ResearchObject / workflow-run-crate

Workflow Run RO-Crate profile
https://www.researchobject.org/workflow-run-crate/
Apache License 2.0
8 stars 9 forks source link

CQ1 - Container image #9

Closed simleo closed 1 year ago

simleo commented 2 years ago

What container images (e.g., Docker) were used by the run?

mr-c commented 2 years ago

For containers, capturing the digest (checksum) of the actual container run should be the minimum along the host OS w/ version (previous Linux kernel versions have had math bugs); CPU info (basically the contents of /proc/cpuinfo)

ilveroluca commented 2 years ago

A File seems too restrictive.

One should be able to reference a container image in any remote repository. Also, it seems handy to be able to define what type of container image it is (e.g., Singularity, Docker, etc.).

Both these requirements could be satisfied by using a full URI, where the scheme is used to identify the image type. This approach is also used by Snakemake.

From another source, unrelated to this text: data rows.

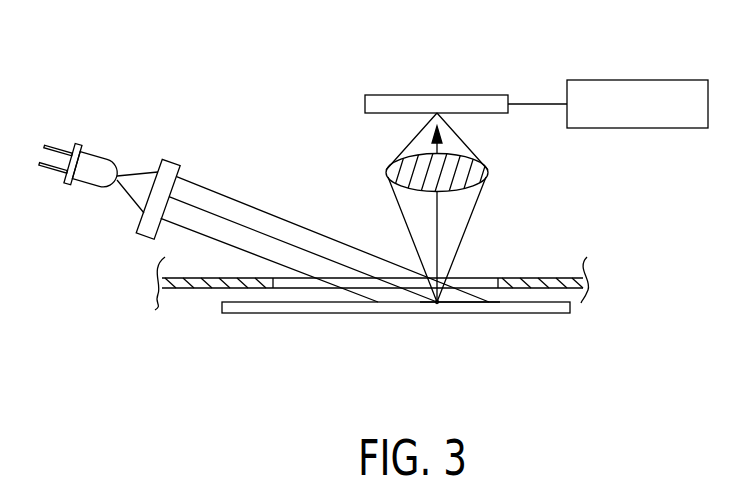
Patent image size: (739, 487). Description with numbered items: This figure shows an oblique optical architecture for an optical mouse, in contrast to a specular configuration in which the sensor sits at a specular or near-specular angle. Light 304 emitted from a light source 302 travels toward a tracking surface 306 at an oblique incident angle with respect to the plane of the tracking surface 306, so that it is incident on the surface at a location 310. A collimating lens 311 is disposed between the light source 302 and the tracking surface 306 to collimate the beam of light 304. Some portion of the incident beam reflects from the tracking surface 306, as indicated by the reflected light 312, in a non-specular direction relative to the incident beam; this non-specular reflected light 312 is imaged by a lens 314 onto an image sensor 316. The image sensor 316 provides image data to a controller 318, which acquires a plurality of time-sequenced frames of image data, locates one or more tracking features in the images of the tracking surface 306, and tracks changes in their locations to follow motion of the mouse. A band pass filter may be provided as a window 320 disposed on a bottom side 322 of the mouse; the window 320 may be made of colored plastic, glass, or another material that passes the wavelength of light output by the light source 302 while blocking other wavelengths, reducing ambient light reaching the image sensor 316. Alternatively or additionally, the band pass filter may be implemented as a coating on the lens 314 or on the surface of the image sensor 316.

The light source 302 is at (93, 172).
The light 304 is at (229, 198).
The tracking surface 306 is at (519, 293).
The location 310 is at (438, 305).
The collimating lens 311 is at (168, 171).
The reflected light 312 is at (455, 238).
The lens 314 is at (468, 176).
The image sensor 316 is at (437, 102).
The controller 318 is at (642, 80).
The window 320 is at (302, 283).
The bottom side 322 is at (178, 289).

simleo commented 2 years ago

Thanks @ilveroluca. Following your link, it looks like Snakemake, in turn, accepts what's supported by Singularity. So the spec could say something like "values for image SHOULD be in the format accepted by Singularity. e.g. docker://quay.io/calico/node". So formats that respect the SHOULD could be used by tooling that want to enable reproducibility, with the ability to actually pull the image. More "informational" (non-pullable) URLs, e.g. of a web page that describes the image would still be useful for traceability.

dgarijo commented 2 years ago

The registry where the container is (e.g., Dockerhub, GitHub, etc.) is quite important here as well. I propose capturing it (in case a file is not used, just the id in that registry)

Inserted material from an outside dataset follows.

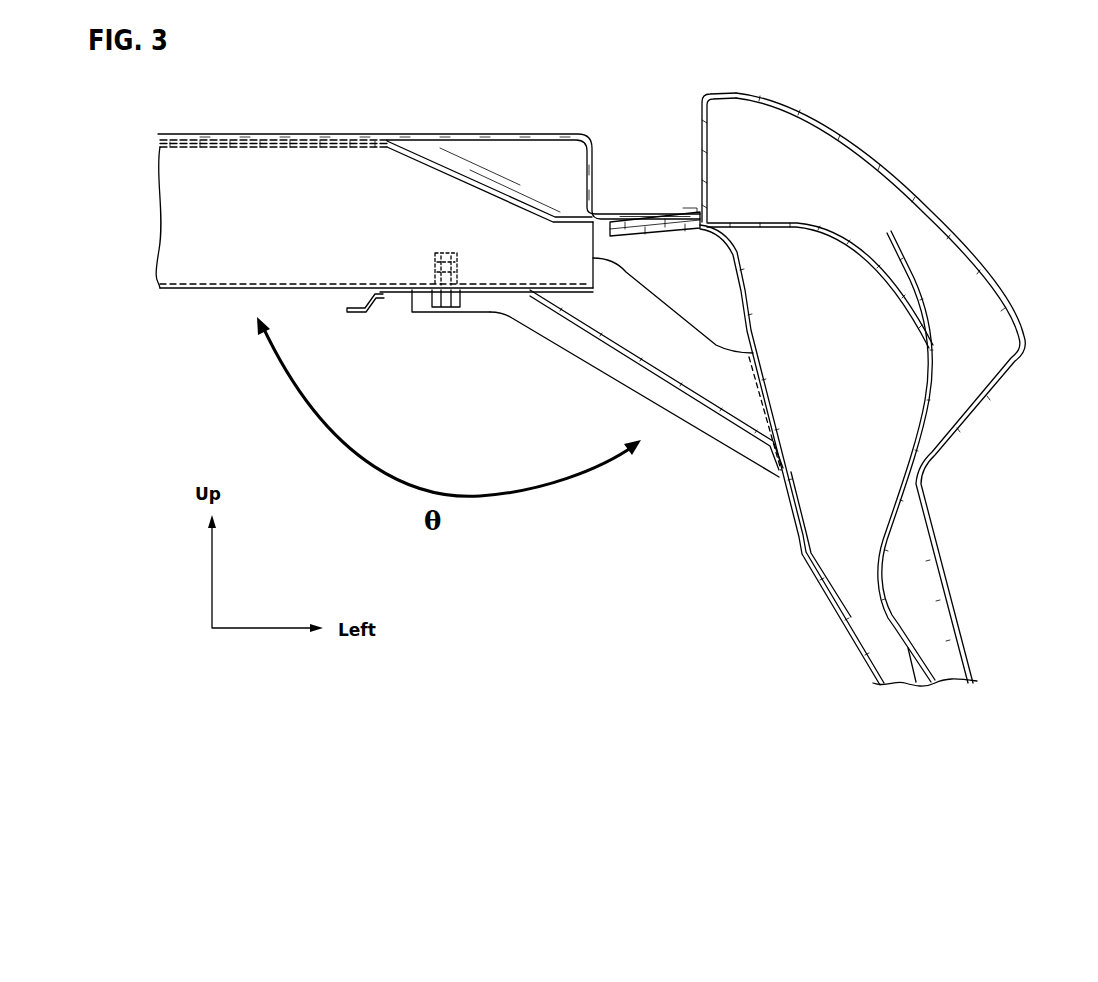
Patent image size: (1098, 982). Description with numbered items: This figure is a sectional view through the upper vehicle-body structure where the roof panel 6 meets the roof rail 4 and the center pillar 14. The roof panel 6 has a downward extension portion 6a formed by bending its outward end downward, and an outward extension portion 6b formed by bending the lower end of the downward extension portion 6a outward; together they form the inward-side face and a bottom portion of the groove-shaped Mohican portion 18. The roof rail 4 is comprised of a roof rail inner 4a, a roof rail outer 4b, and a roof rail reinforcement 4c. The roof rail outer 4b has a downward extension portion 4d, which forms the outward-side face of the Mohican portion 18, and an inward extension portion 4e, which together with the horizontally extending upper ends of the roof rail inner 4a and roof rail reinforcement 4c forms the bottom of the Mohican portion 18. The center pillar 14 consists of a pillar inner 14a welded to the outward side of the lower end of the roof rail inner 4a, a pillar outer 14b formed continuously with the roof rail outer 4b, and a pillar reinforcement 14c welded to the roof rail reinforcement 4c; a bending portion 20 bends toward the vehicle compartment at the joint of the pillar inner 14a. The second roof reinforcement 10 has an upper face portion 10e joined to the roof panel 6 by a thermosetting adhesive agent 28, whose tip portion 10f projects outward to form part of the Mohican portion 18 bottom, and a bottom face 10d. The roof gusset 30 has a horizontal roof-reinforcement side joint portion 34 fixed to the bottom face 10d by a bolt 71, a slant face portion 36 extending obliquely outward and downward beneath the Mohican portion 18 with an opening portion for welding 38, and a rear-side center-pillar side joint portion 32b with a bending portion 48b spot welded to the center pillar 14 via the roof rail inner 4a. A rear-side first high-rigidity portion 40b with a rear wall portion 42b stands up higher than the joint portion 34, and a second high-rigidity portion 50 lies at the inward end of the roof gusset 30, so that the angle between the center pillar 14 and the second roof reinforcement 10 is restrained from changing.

simleo commented 2 years ago

The registry where the container is (e.g., Dockerhub, GitHub, etc.) is quite important here as well. I propose capturing it (in case a file is not used, just the id in that registry)

I think the idea discussed yesterday was to capture, using separate properties:

simleo commented 1 year ago

Since the question is what container images were used by the run, the source entity should be CreateAction. I've updated the issue description, which listed SoftwareApplication instead.

As for the property used to link to the image, Reusing image does not feel quite right, since it's meant for pictures. We could define a containerImage property in ro-terms and make it point to a ContainerImage entity (this pattern is not uncommon in Schema.org, e.g. contactPoint pointing to ContactPoint). The question then would be how to structure ContainerImage.

For the image type we could use additionalType, and define DockerImage and SIFImage (https://github.com/apptainer/sif) in ro-terms for the values for now.

For the registry we should define a custom property, which could be registry and take textual values. This is implicitly "docker.io" when not specified in docker pull. Singularity (both SingularityCE and Apptainer) seems to allow pulling from an arbitrary http(s) URL: in this case the ContainerImage should probably have a url property instead, listing the full image URL.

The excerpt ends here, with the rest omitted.